The company, Japan’s second-largest automaker and an automaker involved in a deep alliance with France’s Renault, said its quarterly profit rose above estimates thanks to an export boost provided by the weaker local currency.
The currency swing managed to increase earnings from the North American region, allowing the automaker to overcome a slump in demand in its other key markets – China and Europe. According to the Yokohama, Japan-based carmaker, net income climbed 16% to 124.9 billion yen ($1.1 billion) for the July to September period. That compares to an average estimate of 102.6 billion yen, compiled by Bloomberg from 14 analyst forecasts. Assisted by the rising earnings, the company has announced it’s sticking to its full-year guidance.
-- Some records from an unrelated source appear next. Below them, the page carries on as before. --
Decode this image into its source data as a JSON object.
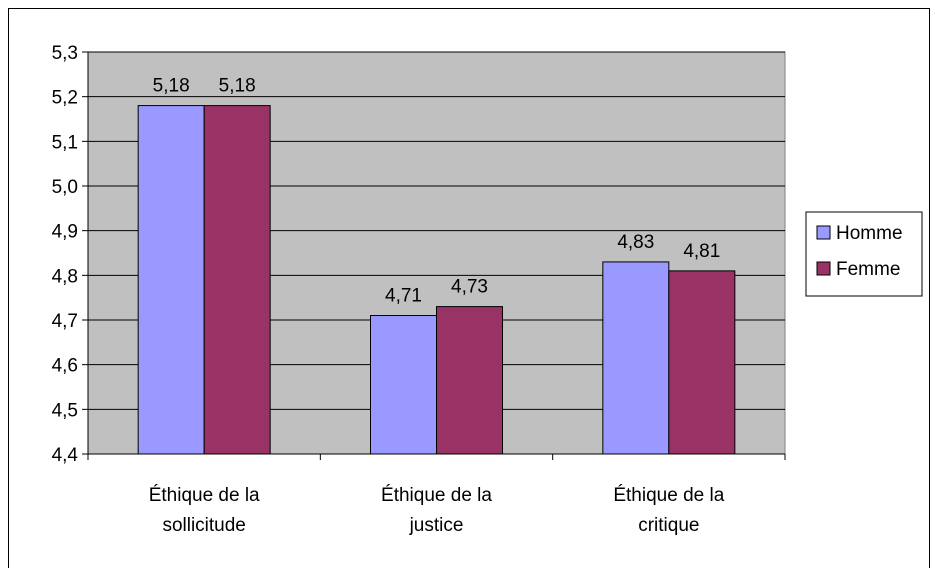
{
  "chart_data": {
    "type": "bar",
    "categories": [
      [
        "Éthique de la",
        "sollicitude"
      ],
      [
        "Éthique de la",
        "justice"
      ],
      [
        "Éthique de la",
        "critique"
      ]
    ],
    "series": [
      {
        "name": "Homme",
        "values": [
          5.18,
          4.71,
          4.83
        ],
        "labels": [
          "5,18",
          "4,71",
          "4,83"
        ]
      },
      {
        "name": "Femme",
        "values": [
          5.18,
          4.73,
          4.81
        ],
        "labels": [
          "5,18",
          "4,73",
          "4,81"
        ]
      }
    ],
    "yticks": [
      "4,4",
      "4,5",
      "4,6",
      "4,7",
      "4,8",
      "4,9",
      "5,0",
      "5,1",
      "5,2",
      "5,3"
    ],
    "ylim": [
      4.4,
      5.3
    ],
    "grid": true,
    "legend_position": "right",
    "colors": {
      "plot_background": "#c0c0c0",
      "homme": "#9999ff",
      "femme": "#993366"
    }
  }
}
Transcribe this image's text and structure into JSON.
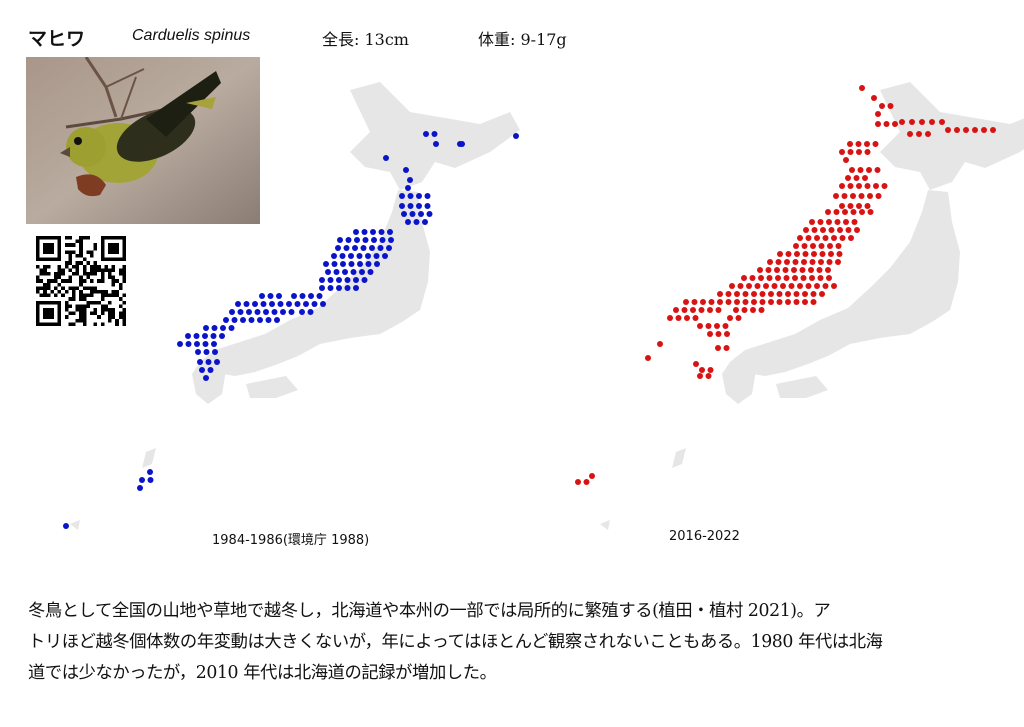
{
  "header": {
    "name": "マヒワ",
    "scientific": "Carduelis spinus",
    "length": "全長: 13cm",
    "weight": "体重: 9-17g"
  },
  "photo": {
    "subject": "siskin-photo"
  },
  "qr": {
    "icon": "qr-code-icon"
  },
  "maps": [
    {
      "caption": "1984-1986(環境庁 1988)",
      "dot_color": "#0a14c8"
    },
    {
      "caption": "2016-2022",
      "dot_color": "#d81313"
    }
  ],
  "colors": {
    "land": "#e6e6e6"
  },
  "description": [
    "冬鳥として全国の山地や草地で越冬し，北海道や本州の一部では局所的に繁殖する(植田・植村 2021)。ア",
    "トリほど越冬個体数の年変動は大きくないが，年によってはほとんど観察されないこともある。1980 年代は北海",
    "道では少なかったが，2010 年代は北海道の記録が増加した。"
  ]
}
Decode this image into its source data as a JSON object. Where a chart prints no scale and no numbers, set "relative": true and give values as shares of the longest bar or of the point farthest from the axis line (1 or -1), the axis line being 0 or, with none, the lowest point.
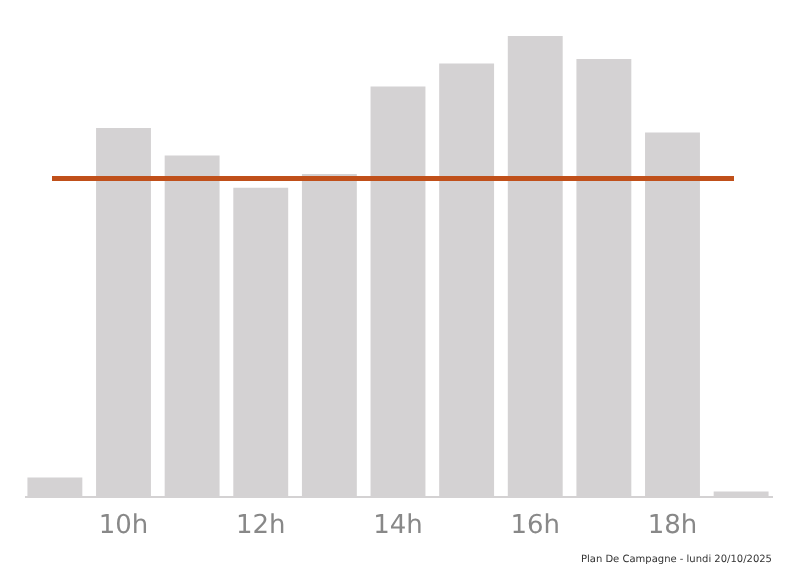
{
  "chart_data": {
    "type": "bar",
    "relative": true,
    "categories": [
      null,
      "10h",
      null,
      "12h",
      null,
      "14h",
      null,
      "16h",
      null,
      "18h",
      null
    ],
    "values": [
      0.04,
      0.8,
      0.74,
      0.67,
      0.7,
      0.89,
      0.94,
      1,
      0.95,
      0.79,
      0.01
    ],
    "color": "#d4d2d3",
    "ref_lines": [
      {
        "axis": "y",
        "value": 0.69,
        "color": "#c0501a"
      }
    ],
    "annotations": [
      "Plan De Campagne - lundi 20/10/2025"
    ],
    "grid": false
  }
}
Nissan’s earnings coming from the US, where the company posted for the 13th consecutive month a new sales record in October, have been lifted by Japanese Prime Minister Shinzo Abe’s strive to bring down deflation in the world’s third-largest economy. According to figures provided by the carmaker, overall operating profit during the three months period jumped 22% to 139.3 billion yen, total deliveries climbed 6% to 2.68 trillion yen and the company lifted its full-year revenue guidance to 10.8 trillion yen from 10.79 trillion yen. US sales rose 13% so far this year, while Japan fell 19% over the six-month period that followed the increase in the country’s consumption tax.